Sunday, December 31, 2017

REQUIEM


It is the last day of this year leaving a few hours to wrap up the goodbye and jump both feet into the New Year. There is something empowering about new beginnings where the best you can say about endings is that hopefully, the letting go doesn’t hurt very much. My New Year resolutions have been more wishful thinking than commitments but it certainly is about forward leaning-anticipating. But I like reflections too. Stories don’t hatch in a vacuum, not without a seed. My resolutions for 2018 will be shallow, easily modified as need be. Low expectations improve the probability of success. 
The Unitarian Church of Baton Rouge is a modern, red brick building under live oak trees on Goodwood Blvd. They have a tradition there for the last Sunday in December. The program is called “Requiem”. On Requiem Sunday both the minister and the choir take the day off as the service is in the hands of a committee. They've been preparing all year. If anything is as fundamental to us as birth, it is death. Every year, people who leave a legacy of what is good and to what we would aspire, some of them run out of days, just like the old year. So today at church we listened to their music or note their contributions to the arts, to literature and service to others. 

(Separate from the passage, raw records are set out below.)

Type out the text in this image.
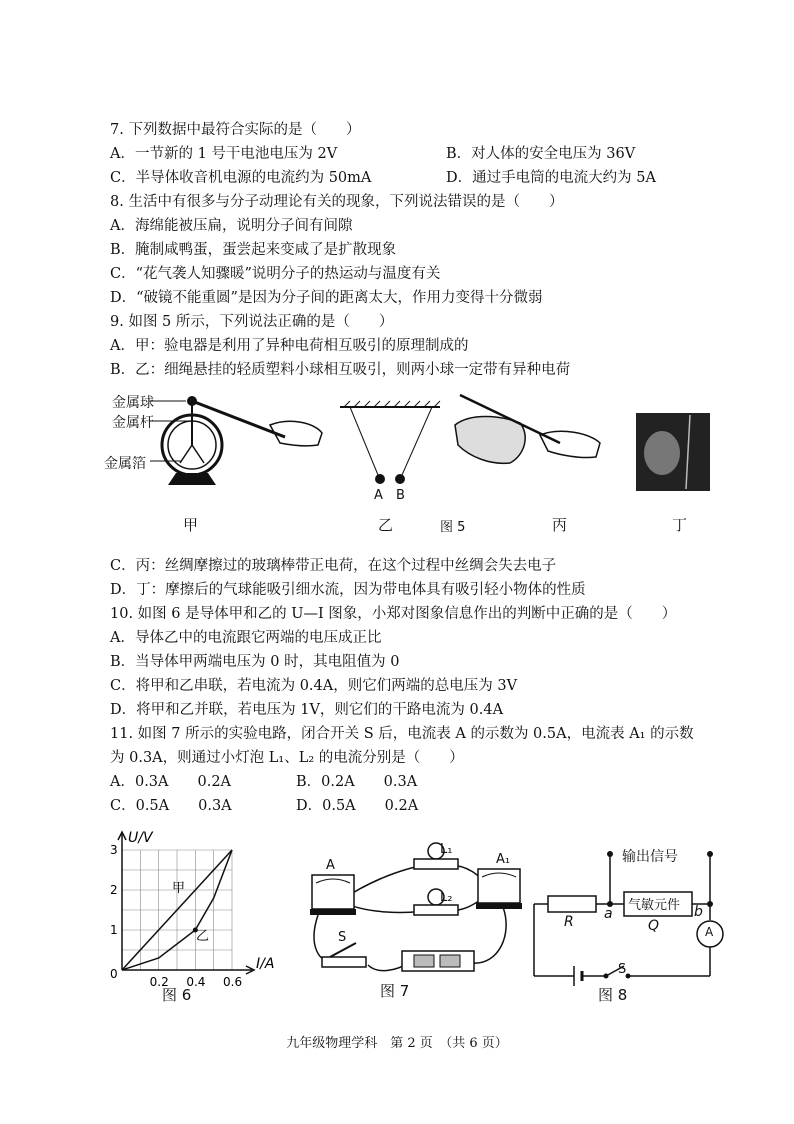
7. 下列数据中最符合实际的是（　　）
A．一节新的 1 号干电池电压为 2V	B．对人体的安全电压为 36V
C．半导体收音机电源的电流约为 50mA	D．通过手电筒的电流大约为 5A
8. 生活中有很多与分子动理论有关的现象，下列说法错误的是（　　）
A．海绵能被压扁，说明分子间有间隙
B．腌制咸鸭蛋，蛋尝起来变咸了是扩散现象
C．“花气袭人知骤暖”说明分子的热运动与温度有关
D．“破镜不能重圆”是因为分子间的距离太大，作用力变得十分微弱
9. 如图 5 所示，下列说法正确的是（　　）
A．甲：验电器是利用了异种电荷相互吸引的原理制成的
B．乙：细绳悬挂的轻质塑料小球相互吸引，则两小球一定带有异种电荷
金属球
金属杆
金属箔
A B
甲	乙	图 5	丙	丁
C．丙：丝绸摩擦过的玻璃棒带正电荷，在这个过程中丝绸会失去电子
D．丁：摩擦后的气球能吸引细水流，因为带电体具有吸引轻小物体的性质
10. 如图 6 是导体甲和乙的 U—I 图象，小郑对图象信息作出的判断中正确的是（　　）
A．导体乙中的电流跟它两端的电压成正比
B．当导体甲两端电压为 0 时，其电阻值为 0
C．将甲和乙串联，若电流为 0.4A，则它们两端的总电压为 3V
D．将甲和乙并联，若电压为 1V，则它们的干路电流为 0.4A
11. 如图 7 所示的实验电路，闭合开关 S 后，电流表 A 的示数为 0.5A，电流表 A₁ 的示数
为 0.3A，则通过小灯泡 L₁、L₂ 的电流分别是（　　）
A．0.3A　　0.2A	B．0.2A　　0.3A
C．0.5A　　0.3A	D．0.5A　　0.2A
1
2
3
0.2 0.4 0.6
U/V
I/A
0
甲
乙
图 6
A
L₁
A₁
L₂
S
图 7
输出信号
气敏元件
R	Q
a	b
A
S
图 8
九年级物理学科　第 2 页　（共 6 页）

This time a year ago, nobody knew who would pass from us but preparation had to begin. Musicians were lined up to sing and play, not knowing any of the details. Readers without scripts agreed to fill spots. The 2017 program began with Tom Petty, rocker supreme. Popularity was one thing but the way his lyrics mirrored his life was another: “Well I know what’s right, I got just one life, In a world that keeps on pushin’ me around, But I’ll stand my ground.” Then it was tribute to Mary Tyler Moore and her work not only as an actress but a producer, film maker and author, on the front edge of women breaking the glass ceiling and a fledgling women's movement. Jerry Lewis was Dean Martin’s wacky sidekick but remembered more for fund raising against childhood disease; he died in 2017 too. They went on from Glen Campbell to Della Reese, Fats Domino and Chuck Berry. 
When the program ran out of time, just like an old year, we found ourselves reflecting on what we could still hang onto and what had slipped out of reach. It’s been 50 years since the group “Blood Sweat & Tears” recorded, “When I Die” but the message still moves me. “And when I die, and when I’m dead, dead and gone: there’ll be one child born and a world to carry on.” I think that’s the bottom line. This life doesn’t transition, year to year. It slides through our fingers moment by moment and if we try to digest it in bigger bites, the good stuff can get lost between headlines. Tonight I’ll be at Snug Harbor, a jazz club-restaurant on Frenchmen Street in New Orleans, just a few blocks off the French Quarter. Food and music will be great and I keep only the best company. We will be home before midnight and I’ll sleep well, wake up a few hours later, next year.